Megaupload's Kim Dotcom gets (some) of his seized stuff back
Material irrelevant to police investigation that was seized from Megaupload founder Kim Dotcom and three associates in January 2012 will have to be returned to them, a court in New Zealand has ruled.
The police are also required to provide to the plaintiffs clones of devices that contain information considered relevant to the investigation.
New Zealand High Court Justice Helen Winkelmann also ruled Friday that the police had used “unlawful” search warrants when they searched and seized computers and hard disks at the Auckland residence of Dotcom.
Dotcom and colleagues, and two companies including Megaupload, were indicted by a grand jury in the U.S. in January last year, and charged with engaging in a racketeering conspiracy, conspiring to commit copyright infringement and money laundering, and two substantive counts of criminal copyright infringement, according to the U.S. Department of Justice.
“The warrants could not authorise the permanent seizure of hard drives and digital materials against the possibility that they might contain relevant material, with no obligation to check them for relevance,” the Judge wrote in her order, while asking that irrelevant material should be returned to Dotcom and associates.
The warrants could not authorize the shipping offshore of the hard drives without checking if they contained relevant material, the Judge observed. Nor could they keep the plaintiffs out of their own information, including information irrelevant to the alleged offences.
Any device that is found to contain material that is not relevant should be returned to the plaintiffs, according to the Friday order. U.S. authorities will also be required to destroy any clones sent to them that contained irrelevant material, along with all material derived from the clones.
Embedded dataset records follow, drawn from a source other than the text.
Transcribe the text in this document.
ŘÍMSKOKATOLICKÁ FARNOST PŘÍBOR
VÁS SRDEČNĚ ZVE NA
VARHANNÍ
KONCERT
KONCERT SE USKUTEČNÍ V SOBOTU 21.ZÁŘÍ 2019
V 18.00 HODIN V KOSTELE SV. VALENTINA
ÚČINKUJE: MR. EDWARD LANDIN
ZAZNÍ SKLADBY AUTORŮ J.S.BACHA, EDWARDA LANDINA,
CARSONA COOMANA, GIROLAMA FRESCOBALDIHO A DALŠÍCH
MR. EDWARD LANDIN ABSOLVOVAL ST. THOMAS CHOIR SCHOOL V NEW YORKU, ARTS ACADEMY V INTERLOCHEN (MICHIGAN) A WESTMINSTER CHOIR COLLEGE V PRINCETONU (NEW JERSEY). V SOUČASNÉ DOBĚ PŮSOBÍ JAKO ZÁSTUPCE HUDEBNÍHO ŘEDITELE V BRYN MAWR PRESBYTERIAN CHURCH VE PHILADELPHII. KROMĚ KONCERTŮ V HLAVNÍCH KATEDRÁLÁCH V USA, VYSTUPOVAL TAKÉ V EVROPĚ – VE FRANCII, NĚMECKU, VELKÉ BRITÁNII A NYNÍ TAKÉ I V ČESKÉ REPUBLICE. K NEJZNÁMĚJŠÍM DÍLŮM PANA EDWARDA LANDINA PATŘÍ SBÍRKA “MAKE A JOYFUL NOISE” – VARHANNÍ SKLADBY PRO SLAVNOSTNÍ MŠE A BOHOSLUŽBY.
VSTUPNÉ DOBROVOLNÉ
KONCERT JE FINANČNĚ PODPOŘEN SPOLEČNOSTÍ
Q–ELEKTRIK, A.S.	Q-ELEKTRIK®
The police may retain storage devices that contain a mixture of relevant and irrelevant data, but should provide a complete clone of those devices to the plaintiffs first, before they provide a clone to the U.S. from which personal images and video have been deleted. If clones have already been provided to U.S. authorities, they are expected to delete personal photographs or film.
The U.S. wanted to keep all the material seized just in case some new issues do emerge, according to court records.
New Zealand’s Supreme Court earlier this month granted Megaupload leave to appeal a ruling that denied it access to evidence held by the U.S. government. Megaupload would like to see the evidence ahead of hearings for the extradition to the U.S. of Dotcom and colleagues, scheduled for August.